Repo structure:
- isochrones:
A complex (algorithm/code-wise) engine to predict an optimal route between a starting point and en ending point (more accurately a finish line).
The engine is exposed as a Flask service, and used to be deployed as an Elastic Beanstalk app. It is linked to AWS (S3) as it reads input data (wind) and writes output predictions.
-
lambda_functions:
A series of (AWS) lambda functions. The most useful ones for the 2022 challenge would be:- vr_parse_wnd (parse .WND files into .CSV)
- vr_get_fleet (get info about a set of boats using VR API)
- vr_predict_heading (calls the Machine Learning model to predict the boat's heading)

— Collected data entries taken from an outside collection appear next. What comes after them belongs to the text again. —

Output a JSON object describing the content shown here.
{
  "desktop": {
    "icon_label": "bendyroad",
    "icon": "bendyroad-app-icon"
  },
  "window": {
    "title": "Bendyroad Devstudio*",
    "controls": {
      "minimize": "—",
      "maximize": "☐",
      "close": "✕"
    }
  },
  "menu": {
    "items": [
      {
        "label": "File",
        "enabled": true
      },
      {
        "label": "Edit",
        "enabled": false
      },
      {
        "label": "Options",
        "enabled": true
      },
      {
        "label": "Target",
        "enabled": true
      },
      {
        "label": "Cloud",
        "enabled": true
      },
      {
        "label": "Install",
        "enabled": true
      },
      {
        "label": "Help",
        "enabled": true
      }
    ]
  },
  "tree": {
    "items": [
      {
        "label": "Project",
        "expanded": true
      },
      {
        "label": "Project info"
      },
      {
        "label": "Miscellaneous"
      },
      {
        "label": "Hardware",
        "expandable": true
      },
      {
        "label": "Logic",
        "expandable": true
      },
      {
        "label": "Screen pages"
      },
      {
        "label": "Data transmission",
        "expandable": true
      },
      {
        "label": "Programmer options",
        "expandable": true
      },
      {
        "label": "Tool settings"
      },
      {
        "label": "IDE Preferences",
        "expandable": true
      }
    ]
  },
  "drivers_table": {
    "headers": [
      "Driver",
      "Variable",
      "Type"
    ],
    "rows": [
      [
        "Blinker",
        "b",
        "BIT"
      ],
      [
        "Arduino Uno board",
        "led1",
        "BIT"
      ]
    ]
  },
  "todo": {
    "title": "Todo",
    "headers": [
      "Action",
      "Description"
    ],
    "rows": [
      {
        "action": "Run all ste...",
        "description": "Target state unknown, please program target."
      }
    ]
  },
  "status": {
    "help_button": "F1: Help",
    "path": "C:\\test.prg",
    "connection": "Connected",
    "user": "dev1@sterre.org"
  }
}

- vr_isos_supervisions (uses SVM to verify that an isochrones prediction is consistent with the previous calculations)
-
sagemaker_notebooks:
A set of Jupyter notebooks used to pre-process race data, train the ML model & process geospatial data (map).
Artifact | Language | Notes |
---|---|---|
Conversion .WND -> .CSV | Snippet Python | |
Moteur isochrones (guidage macro) | Python, web service Flask | Strong coupling with AWS (read/write S3), however we implemented a standalone version that should work without AWS |
Guidage micro | Jupyter notebooks pour le nettoyage des données et l’entraînement | Code not very «clean». Strong coupling with AWS for training (models exposed via Sagemaker) |
Combinaison guidage macro & micro | Python (fonction lambda) | Tightly coupled with AWS (it consists of a lambda function + a call to a Sagemaker endpoint) |
Supervision guidage macro | Python | uses SVM to verify that an isochrones prediction is consistent with the previous calculations. Tightly coupled with AWS (lambda function + S3) |
-
Create a new branch per new feature (main is usually the most up-to-date)
-
Before requesting a Pull Request, make sure the reference branch (likely to be main) did not diverge:
git checkout main
git pull
git checkout YOUR_FEATURE_BRANCH
git merge main
- Fix any conflicts, push the merge commit, and create the pull request
- If you update the packages list, make sure to update the requirements file accordingly. The best way to do so is to use pipenv for your local environnement:
pipenv install my_package
pipenv lock -r > requirements.txt
- Also update the third party licenses files (cf. https://github.com/ftpsolutions/python-third-party-license-file-generator):
rm THIRDPARTYLICENSES_summary
python -m third_party_license_file_generator -r requirements.txt -p $(which python) -g -c >> THIRDPARTYLICENSES_summary
(Remove the options -g -c if you want to get an error message for GPL/commercial licenses detected)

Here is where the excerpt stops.